A chaque nouvelle lecture d’un roman de la collection « Petite poche » chez Thierry Magnier, je découvre une pépite. Avec ce titre à rallonge « La vie épique de Monsieur Gaston Baline et son ami Bernard Lafeuille« , Hanno, auteur et illustrateur jeunesse, récompensé par le prix Sorcières en 2005 pour « Sur le bout des doigts », tape juste.
La jeune fille et la mort
Un cimetière. Deux personnages autour d’une fosse. Toine, le grand-père, creuse. Assis près de lui, prêt à lui rouler une cigarette, son petit-fils le regarde avec admiration.
– Toine !
Il revient à la surface. Ses yeux sont rouges. Et luisants. De sa poche de chemise, il sort un paquet de tabac, un petit étui de feuilles à rouler, et me les jette. J’ai toujours aimé les défis.
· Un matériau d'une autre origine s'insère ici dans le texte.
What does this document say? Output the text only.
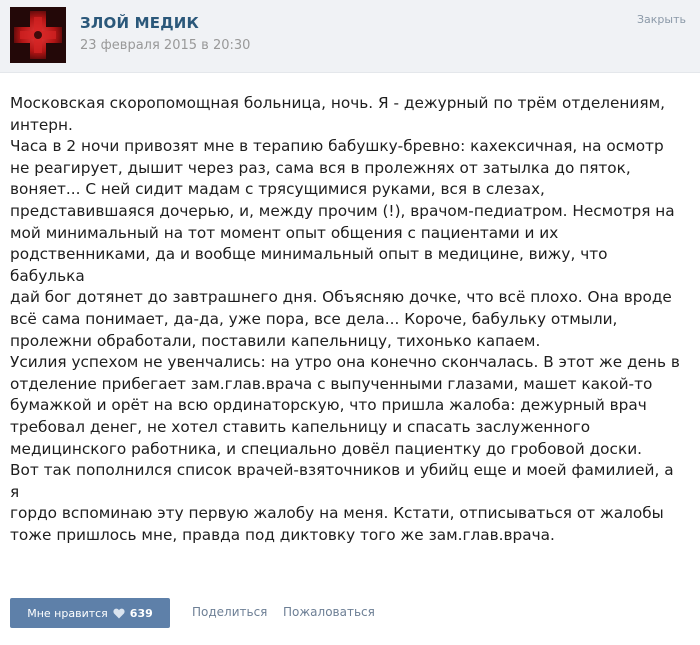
ЗЛОЙ МЕДИК
23 февраля 2015 в 20:30
Закрыть

Московская скоропомощная больница, ночь. Я - дежурный по трём отделениям,
интерн.
Часа в 2 ночи привозят мне в терапию бабушку-бревно: кахексичная, на осмотр
не реагирует, дышит через раз, сама вся в пролежнях от затылка до пяток,
воняет... С ней сидит мадам с трясущимися руками, вся в слезах,
представившаяся дочерью, и, между прочим (!), врачом-педиатром. Несмотря на
мой минимальный на тот момент опыт общения с пациентами и их
родственниками, да и вообще минимальный опыт в медицине, вижу, что бабулька
дай бог дотянет до завтрашнего дня. Объясняю дочке, что всё плохо. Она вроде
всё сама понимает, да-да, уже пора, все дела... Короче, бабульку отмыли,
пролежни обработали, поставили капельницу, тихонько капаем.
Усилия успехом не увенчались: на утро она конечно скончалась. В этот же день в
отделение прибегает зам.глав.врача с выпученными глазами, машет какой-то
бумажкой и орёт на всю ординаторскую, что пришла жалоба: дежурный врач
требовал денег, не хотел ставить капельницу и спасать заслуженного
медицинского работника, и специально довёл пациентку до гробовой доски.
Вот так пополнился список врачей-взяточников и убийц еще и моей фамилией, а я
гордо вспоминаю эту первую жалобу на меня. Кстати, отписываться от жалобы
тоже пришлось мне, правда под диктовку того же зам.глав.врача.

Мне нравится 639	Поделиться Пожаловаться
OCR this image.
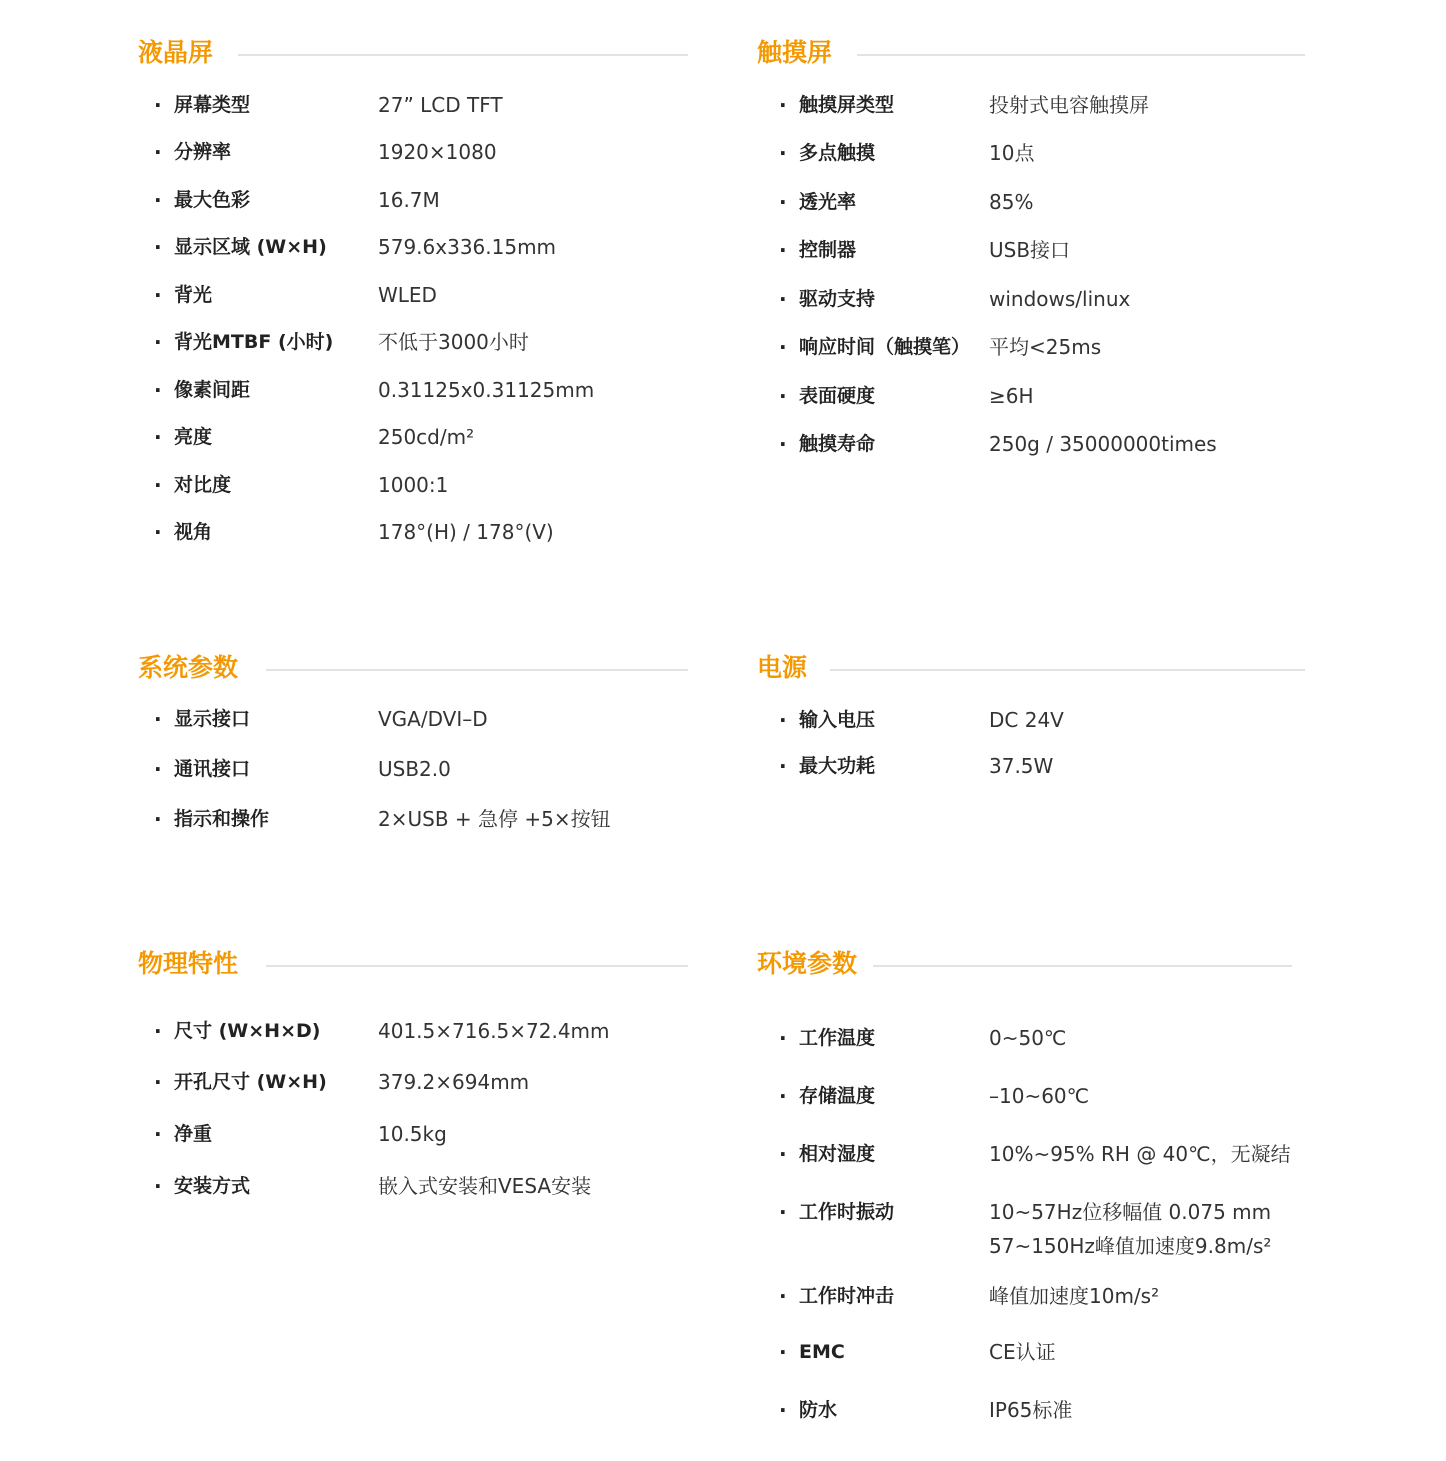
液晶屏
· 屏幕类型	27” LCD TFT
· 分辨率	1920×1080
· 最大色彩	16.7M
· 显示区域 (W×H)	579.6x336.15mm
· 背光	WLED
· 背光MTBF (小时) 不低于3000小时
· 像素间距	0.31125x0.31125mm
· 亮度	250cd/m²
· 对比度	1000:1
· 视角	178°(H) / 178°(V)
触摸屏
· 触摸屏类型	投射式电容触摸屏
· 多点触摸	10点
· 透光率	85%
· 控制器	USB接口
· 驱动支持	windows/linux
· 响应时间（触摸笔） 平均<25ms
· 表面硬度	≥6H
· 触摸寿命	250g / 35000000times
系统参数
· 显示接口	VGA/DVI–D
· 通讯接口	USB2.0
· 指示和操作	2×USB + 急停 +5×按钮
电源
· 输入电压	DC 24V
· 最大功耗	37.5W
物理特性
· 尺寸 (W×H×D)	401.5×716.5×72.4mm
· 开孔尺寸 (W×H)	379.2×694mm
· 净重	10.5kg
· 安装方式	嵌入式安装和VESA安装
环境参数
· 工作温度	0~50℃
· 存储温度	–10~60℃
· 相对湿度	10%~95% RH @ 40℃，无凝结
· 工作时振动	10~57Hz位移幅值 0.075 mm
57~150Hz峰值加速度9.8m/s²
· 工作时冲击	峰值加速度10m/s²
· EMC	CE认证
· 防水	IP65标准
Si le silence règne, si les gestes sont lourds, c’est que c’est un père et un fils qu’ils se préparent à enterrer.
Le garçon a une dizaine d’années. Son grand-père est fossoyeur, alors il connait son métier. La tombe sera au cordeau. Mais enterrer son propre fils et voir son petit-fils sans papa, ça n’a rien de mathématique. Même si la mort « c’est la vie », on aimerait parfois pouvoir en arrondir les angles.
En attendant, ils ont creusé une « cabane renversée » pour le père, un « bel endroit où on n’ira pas« . Et alors que Toine s’endort pour une pause bien méritée, le petit garçon fait une étrange rencontre : Jasmine.
Elle, si elle erre dans ce cimetière, c’est parce que sa maman y est enterrée depuis deux ans. Et elle s’y connait en tombes et en épitaphes.
Les morts et les vivants
Alors que les deux enfants se baladent à travers les allées, entre les tombes « qui en jettent » et les fleurs en plastique, leur conversation oscille entre remarques humoristiques et réflexions philosophiques à propos des morts.
« -Ils continuent. Pas là-dessous dans leur boite, non.
Ni dans un ailleurs imaginé par des vieux barbichus du temps des cavernes. Non, bien plus profond. Et léger. Au-dedans de nous. Nous qui aimions jouer avec eux. Faire le couscous. Jeter la bille. Ils sont là. Dans nos souvenirs, oui, mais aussi dans ce qu’on est nous. Aujourd’hui, tout entier.
Dans notre peau, dans nos os. Dans nos envies, nos rêveries, dans nos pleurs, dans nos rires. «
Et, l’air de rien, tout est dit.
« Quand t’as un mort en dedans, modelé ou pas, c’est pour la vie »
On l’aura compris, ce petit roman est une bouffée d’air, une respiration entre deux silences mortels. La langue d’Hanno est simple et douce, familière et touchante. Les mots des deux enfants, comme du grand-père, sont comme les billes colorées d’amour, jetées dans le trou de la fosse où les cendres du père vont être déposées le lendemain. Hanno dit les gestes, les regards et la main qui soutient. Le vent, les odeurs et la vitesse. L’importance des sensations et des émotions pour retrouver la vie qui vibre en nous.
Pourquoi lire La vie épique de monsieur Gaston Baleine et de son ami Bernard Lafeuille ?
Mieux qu'une couronne de fleurs ou un hommage posthume, ce petit roman dit beaucoup en peu de mots de la mort et du deuil, tels qu'ils sont vécus par les enfants mais aussi par les proches adultes. Se balader entre les tombes avec Jasmine et le narrateur, c'est apprivoiser un peu "la damnée crevure", rire des noms des morts à rallonge et des médailles du mérite. Prendre le temps de s'embrasser entre deux cyprès aussi.
Et puis mettre "du vent dans nos têtes".